Reputation: 33
I'm setting up an script for exporting all commits and pull requests for a bigger list of github repositories (about 4000).
After the basic idea of the script works i need a way to loop through all pages of commits for a repository.
I found out that i can export 100 commits per page. For some repos there is some more commits (like 8000) so that would be 80 pages i need to loop through.
I can't find a way to extract the number of pages from the github api.
What i've done so far is set up the script that it loops through all commits and exports them to a txt / csv file.
What i need to do is to know the total number of pages before i start looping through the commits of a repo.
This here gives me the number of pages in a way that i can't use it.
curl -u "user:password" -I https://api.github.com/repos/0chain/rocksdb/commits?per_page=100
RESULT:
Link: https://api.github.com/repositories/152923130/commits?per_page=100&page=2; rel="next", https://api.github.com/repositories/152923130/commits?per_page=100&page=75; rel="last"
I need the value 75 (or any other value from other repos) to be used as a variable in a loop.
Like so:
repolist=`cat repolist.txt`
repolistarray=($(echo $repolist))
repolength=$(echo "${#repolistarray[@]}")
for (( i = 0; i <= $repolength; i++ )); do
#here i need to extract the pagenumber
pagenumber=$(curl -u "user:password" -I https://api.github.com/repos/$(echo "${repolistarray[i]}")/commits?per_page=100)
for (( n = 1; n <= $pagenumber; n++ )); do
curl -u "user:password" -s https://api.github.com/repos/$(echo "${repolistarray[i]}")/commits?per_page=100&page$(echo "$n") >committest.txt
done
done
done
How can I get the "75" or any other result out of this
Link: https://api.github.com/repositories/152923130/commits?per_page=100&page=2; rel="next", https://api.github.com/repositories/152923130/commits?per_page=100&page=75; rel="last"
to be used as "n"?
Upvotes: 2
Views: 1365
Reputation: 804
The official GitHub CLI (gh
) supports a --paginate
flag that does the heavy lifting for you.

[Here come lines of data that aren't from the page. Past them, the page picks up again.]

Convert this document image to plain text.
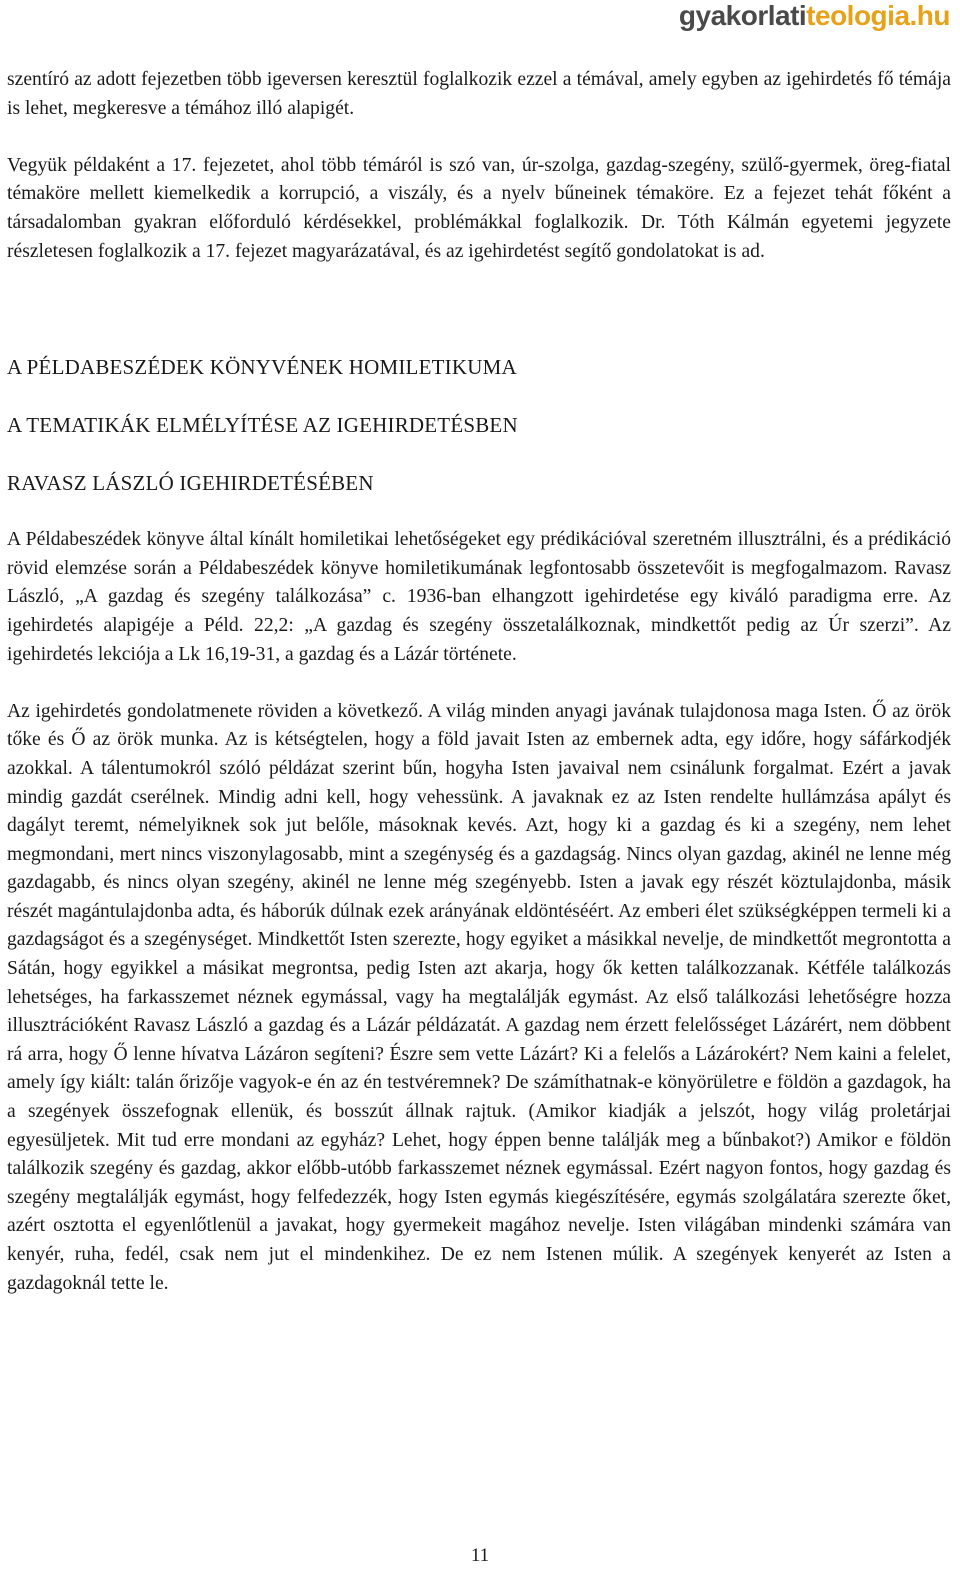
gyakorlatiteologia.hu

szentíró az adott fejezetben több igeversen keresztül foglalkozik ezzel a témával, amely egyben az igehirdetés fő témája is lehet, megkeresve a témához illó alapigét.

Vegyük példaként a 17. fejezetet, ahol több témáról is szó van, úr-szolga, gazdag-szegény, szülő-gyermek, öreg-fiatal témaköre mellett kiemelkedik a korrupció, a viszály, és a nyelv bűneinek témaköre. Ez a fejezet tehát főként a társadalomban gyakran előforduló kérdésekkel, problémákkal foglalkozik. Dr. Tóth Kálmán egyetemi jegyzete részletesen foglalkozik a 17. fejezet magyarázatával, és az igehirdetést segítő gondolatokat is ad.

A PÉLDABESZÉDEK KÖNYVÉNEK HOMILETIKUMA
A TEMATIKÁK ELMÉLYÍTÉSE AZ IGEHIRDETÉSBEN
RAVASZ LÁSZLÓ IGEHIRDETÉSÉBEN

A Példabeszédek könyve által kínált homiletikai lehetőségeket egy prédikációval szeretném illusztrálni, és a prédikáció rövid elemzése során a Példabeszédek könyve homiletikumának legfontosabb összetevőit is megfogalmazom. Ravasz László, „A gazdag és szegény találkozása” c. 1936-ban elhangzott igehirdetése egy kiváló paradigma erre. Az igehirdetés alapigéje a Péld. 22,2: „A gazdag és szegény összetalálkoznak, mindkettőt pedig az Úr szerzi”. Az igehirdetés lekciója a Lk 16,19-31, a gazdag és a Lázár története.

Az igehirdetés gondolatmenete röviden a következő. A világ minden anyagi javának tulajdonosa maga Isten. Ő az örök tőke és Ő az örök munka. Az is kétségtelen, hogy a föld javait Isten az embernek adta, egy időre, hogy sáfárkodjék azokkal. A tálentumokról szóló példázat szerint bűn, hogyha Isten javaival nem csinálunk forgalmat. Ezért a javak mindig gazdát cserélnek. Mindig adni kell, hogy vehessünk. A javaknak ez az Isten rendelte hullámzása apályt és dagályt teremt, némelyiknek sok jut belőle, másoknak kevés. Azt, hogy ki a gazdag és ki a szegény, nem lehet megmondani, mert nincs viszonylagosabb, mint a szegénység és a gazdagság. Nincs olyan gazdag, akinél ne lenne még gazdagabb, és nincs olyan szegény, akinél ne lenne még szegényebb. Isten a javak egy részét köztulajdonba, másik részét magántulajdonba adta, és háborúk dúlnak ezek arányának eldöntéséért. Az emberi élet szükségképpen termeli ki a gazdagságot és a szegénységet. Mindkettőt Isten szerezte, hogy egyiket a másikkal nevelje, de mindkettőt megrontotta a Sátán, hogy egyikkel a másikat megrontsa, pedig Isten azt akarja, hogy ők ketten találkozzanak. Kétféle találkozás lehetséges, ha farkasszemet néznek egymással, vagy ha megtalálják egymást. Az első találkozási lehetőségre hozza illusztrációként Ravasz László a gazdag és a Lázár példázatát. A gazdag nem érzett felelősséget Lázárért, nem döbbent rá arra, hogy Ő lenne hívatva Lázáron segíteni? Észre sem vette Lázárt? Ki a felelős a Lázárokért? Nem kaini a felelet, amely így kiált: talán őrizője vagyok-e én az én testvéremnek? De számíthatnak-e könyörületre e földön a gazdagok, ha a szegények összefognak ellenük, és bosszút állnak rajtuk. (Amikor kiadják a jelszót, hogy világ proletárjai egyesüljetek. Mit tud erre mondani az egyház? Lehet, hogy éppen benne találják meg a bűnbakot?) Amikor e földön találkozik szegény és gazdag, akkor előbb-utóbb farkasszemet néznek egymással. Ezért nagyon fontos, hogy gazdag és szegény megtalálják egymást, hogy felfedezzék, hogy Isten egymás kiegészítésére, egymás szolgálatára szerezte őket, azért osztotta el egyenlőtlenül a javakat, hogy gyermekeit magához nevelje. Isten világában mindenki számára van kenyér, ruha, fedél, csak nem jut el mindenkihez. De ez nem Istenen múlik. A szegények kenyerét az Isten a gazdagoknál tette le.

11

Combined with jq
, you can get the answers you're looking for.
This is simpler, and should be more robust than the other Bash solutions posted earlier.
Total number of commits in the last 90 days:
gh api --paginate \
-H "Accept: application/vnd.github+json" \
-H "X-GitHub-Api-Version: 2022-11-28" \
"/repos/sindresorhus/awesome/commits?since=$(date -I -v-90d)&per_page=100" |
jq length
Number of commits for the last 6 months, broken down by month, as CSV:
gh api --paginate \
-H "Accept: application/vnd.github+json" \
-H "X-GitHub-Api-Version: 2022-11-28" \
"/repos/sindresorhus/awesome/commits?since=$(date -I -v-6m)&per_page=100" |
jq -r 'map(. + {month: (.commit.committer.date[:7])}) |
group_by(.month)[] | [(.[0].month), length] | @csv'
Output:
"2023-01",1
"2023-02",6
"2023-03",3
"2023-04",5
"2023-05",3
"2023-06",11
Upvotes: 0
Reputation: 4340
Here is something along the lines of what @Poshi commented: loop indefinitely requesting the next page until you hit an empty page, then break out of the inner loop, moving on to the next repo.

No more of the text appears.